Strong physical or verbal abuse, even if consensual, is unlikely to be acceptable
These Guidelines will be applied to the same standard regardless of sexual orientation of the activity portrayed
CPS Obscenity Guidelines
Of course the guidelines don't fully define what is 'judged to be obscene under the current interpretation of the Obscene Publications Act 1959', but the CPS does offer some guidance. See
It is impossible to define all types of activity which may be suitable for prosecution. The following is not an exhaustive list but indicates the categories of material most commonly prosecuted:
sexual act with an animal
realistic portrayals of rape
sadomasochistic material which goes beyond trifling and transient infliction of injury
torture with instruments
bondage (especially where gags are used with no apparent means of withdrawing consent)
dismemberment or graphic mutilation
activities involving perversion or degradation (such as drinking urine, urination or vomiting on to the body, or excretion or use of excreta)
The Guidelines are still insufficient for VoD providers to judge the legality of their catalogue
The most immediate issue with the new law is how commonplace 'rough sex' will be treated. There are many films that suffer a few cuts for hair pulling, gagging, retching, spitting etc. Will a film that would be R18 after a few cuts now become illegal? If
so, there are thousands of them. It is not clear how these cuts correlate to the guidelines. The guidelines are clearly produced for interpretation by the BBFC rather than the public and will effectively leave VoD service providers unable to judge the
legality of films without a BBFC certificate. Perhaps that is the idea. But then again it will leave British websites with a tiny fraction of the range of choice to that of foreign competitors.

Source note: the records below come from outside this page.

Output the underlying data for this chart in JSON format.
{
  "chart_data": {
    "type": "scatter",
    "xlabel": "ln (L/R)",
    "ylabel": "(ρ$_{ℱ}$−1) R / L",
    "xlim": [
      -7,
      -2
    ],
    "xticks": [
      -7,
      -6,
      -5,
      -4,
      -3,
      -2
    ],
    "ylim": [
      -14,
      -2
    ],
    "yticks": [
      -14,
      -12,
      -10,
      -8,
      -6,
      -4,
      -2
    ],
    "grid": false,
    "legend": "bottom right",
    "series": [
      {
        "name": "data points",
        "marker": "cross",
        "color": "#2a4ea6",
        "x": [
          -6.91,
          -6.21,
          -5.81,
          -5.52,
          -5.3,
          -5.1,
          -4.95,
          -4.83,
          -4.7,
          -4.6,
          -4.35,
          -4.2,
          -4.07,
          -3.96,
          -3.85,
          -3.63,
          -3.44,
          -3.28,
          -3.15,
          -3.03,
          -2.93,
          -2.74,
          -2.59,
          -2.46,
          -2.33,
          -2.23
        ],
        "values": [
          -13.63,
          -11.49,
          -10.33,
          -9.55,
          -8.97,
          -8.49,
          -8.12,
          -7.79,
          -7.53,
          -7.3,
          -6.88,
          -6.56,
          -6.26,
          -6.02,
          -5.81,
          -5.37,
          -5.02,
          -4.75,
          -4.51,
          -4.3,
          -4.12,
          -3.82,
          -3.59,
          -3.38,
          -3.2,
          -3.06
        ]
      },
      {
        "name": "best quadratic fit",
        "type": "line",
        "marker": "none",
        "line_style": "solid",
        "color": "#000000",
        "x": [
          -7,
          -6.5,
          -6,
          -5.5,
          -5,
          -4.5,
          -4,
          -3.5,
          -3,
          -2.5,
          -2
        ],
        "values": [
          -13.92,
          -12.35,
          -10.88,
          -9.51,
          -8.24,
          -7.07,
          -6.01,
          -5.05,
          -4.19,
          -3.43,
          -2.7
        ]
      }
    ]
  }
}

Comment: Scrapping red tape
18th November 2014. From the Melon Farmers
Coincidently I got a circular emall from David Cameron yesterday claiming:
"we will carry on backing businesses by scrapping red tape, cutting taxes - and continuing to invest in the infrastructure that is vital to create jobs and enable Britain to compete successfully in the global race".
Well if Cameron considers this new law as `backing businesses` and `scrapping red tape` then Britain is doooomed.